I lived in Ecuador for two years and I couldn’t escape it. I met several expats who, after hearing me drop the NY, they’d kind of just appear, get in my face. “Where? Long Island? That’s not really New York.” I swear, I’d been living in Queens for two years before I went abroad, and I still felt pressured to display my bona fides, all while this guy from Staten Island and some girl from Brooklyn shook their heads at me in disapproval. “I’ve never even been to Long Island,” some lady from Manhattan once boasted to me. And I had to just stand there and smile and try not to get into a screaming match with a random stranger. Because really? That’s something to brag about? That you’re born on a tiny island and you’ve never once made the trip to the slightly bigger tiny island that exists fifteen minutes to the east?

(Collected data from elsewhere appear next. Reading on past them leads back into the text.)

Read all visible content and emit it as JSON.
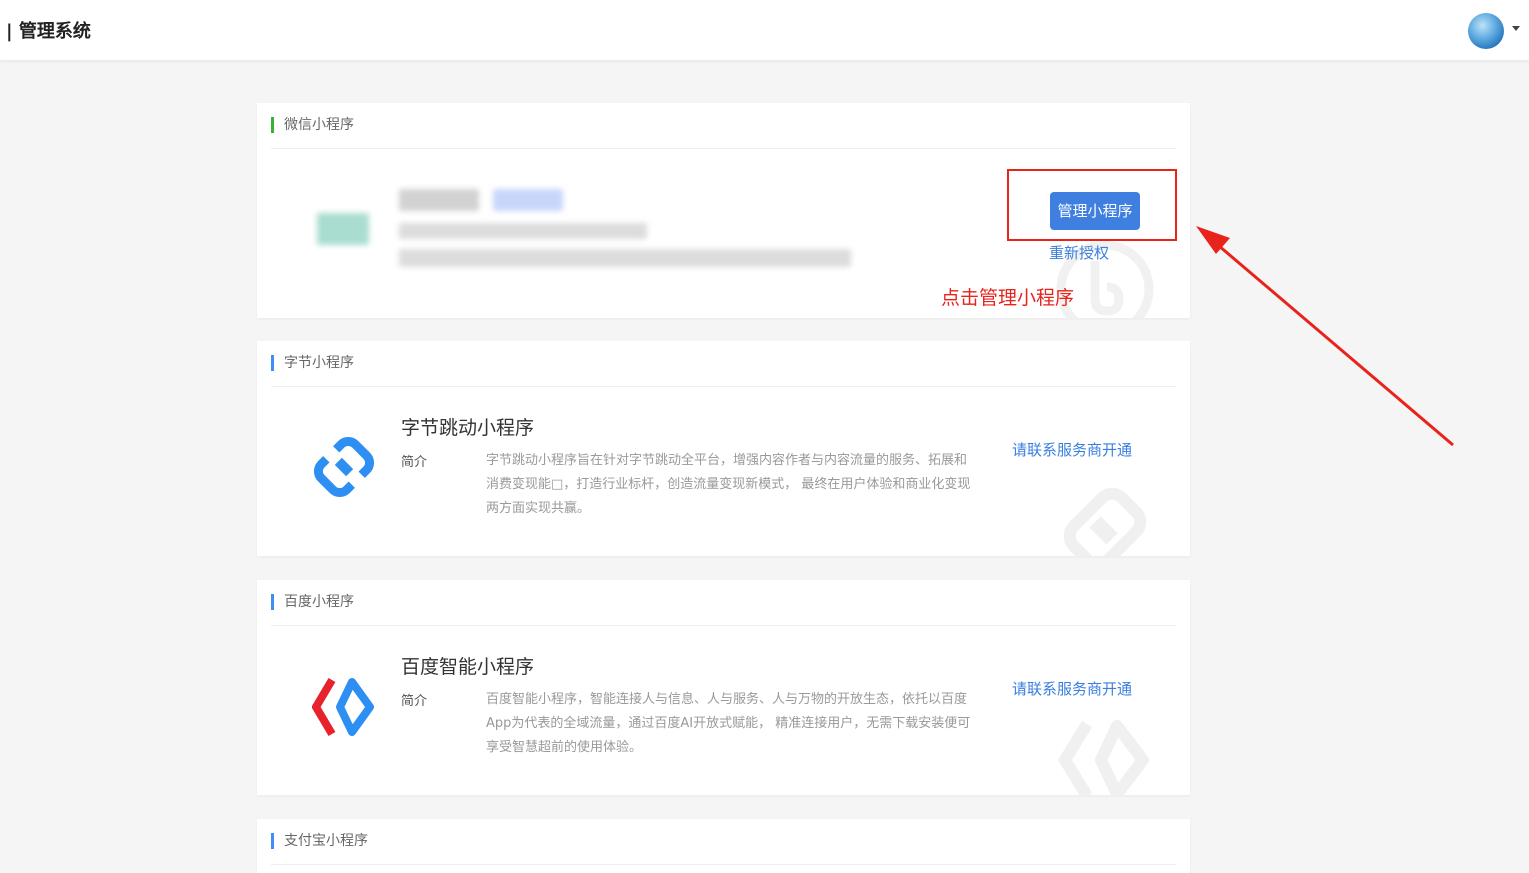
{
  "header": {
    "title": "| 管理系统"
  },
  "wechat": {
    "section_title": "微信小程序",
    "manage_button": "管理小程序",
    "reauth_link": "重新授权",
    "annotation": "点击管理小程序"
  },
  "bytedance": {
    "section_title": "字节小程序",
    "name": "字节跳动小程序",
    "intro_label": "简介",
    "intro_text": "字节跳动小程序旨在针对字节跳动全平台，增强内容作者与内容流量的服务、拓展和消费变现能□，打造行业标杆，创造流量变现新模式， 最终在用户体验和商业化变现两方面实现共赢。",
    "contact_link": "请联系服务商开通"
  },
  "baidu": {
    "section_title": "百度小程序",
    "name": "百度智能小程序",
    "intro_label": "简介",
    "intro_text": "百度智能小程序，智能连接人与信息、人与服务、人与万物的开放生态，依托以百度App为代表的全域流量，通过百度AI开放式赋能， 精准连接用户，无需下载安装便可享受智慧超前的使用体验。",
    "contact_link": "请联系服务商开通"
  },
  "alipay": {
    "section_title": "支付宝小程序"
  },
  "colors": {
    "accent_blue": "#3e7fe0",
    "annotation_red": "#e8231c",
    "wechat_green": "#3cb034"
  }
}
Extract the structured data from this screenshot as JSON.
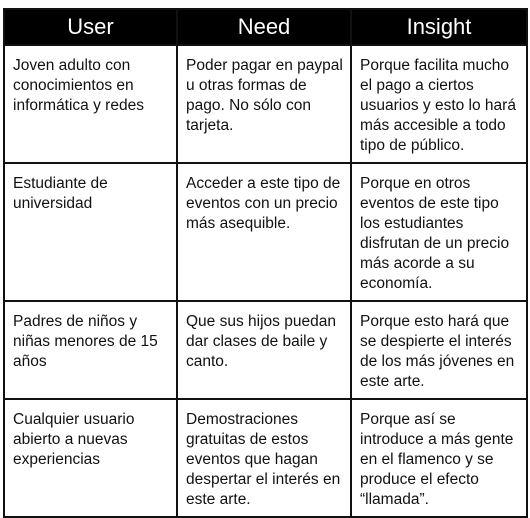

Over the course of many years of bullshit New York conversation, I’d try to make the argument that, outside of Manhattan anyway, a lot of the outer boroughs are pretty much identical to suburban Long Island. But whatever, I’m not trying to defend myself, or Long Island. Long Island shouldn’t have to defend itself from New York City. One, it’s not fair, because a lot of Long Island towns are bigger than actual cities across the US. And two, who cares? For real? Who gives a shit? Why don’t you pick on Westchester? Huh? What, making fun of Jersey isn’t good enough for you? You have to take a dump on Long Island? By the way, don’t bother explaining where the Hamptons are. If you’re getting bent out of shape because of a conversation with someone who grew up in New York and vacations in the Hamptons, just leave, just do yourself a favor and make sure you never talk to that person again.
And for real here, a lot of the stuff that New York is famous for is better on Long Island. I’m talking pizza and bagels. New York City staples, right? Yeah, well they’re both better on Long Island. Go ahead and deny it. Start throwing down the names of all of those world-class New York pizzerias you found on a BuzzFeed list while you should have been working. Sure, maybe there’s like one or two city pizza places or bagel shops that do a really good job, but in terms of consistent quality at basically every location, Long Island has NYC beat nine times out of ten.
That’s basically it. If you’re one of those real New Yorkers, do me a favor, and just save it, OK? I don’t care where you were born and raised, and nobody else does either. There’s no trophy. And you sound like an idiot. Also, if you ever say “Strong Island” to me like you think you’re making fun of me, or that I’m going to get upset, you’re not, and I’m not. In fact, I take it is a compliment.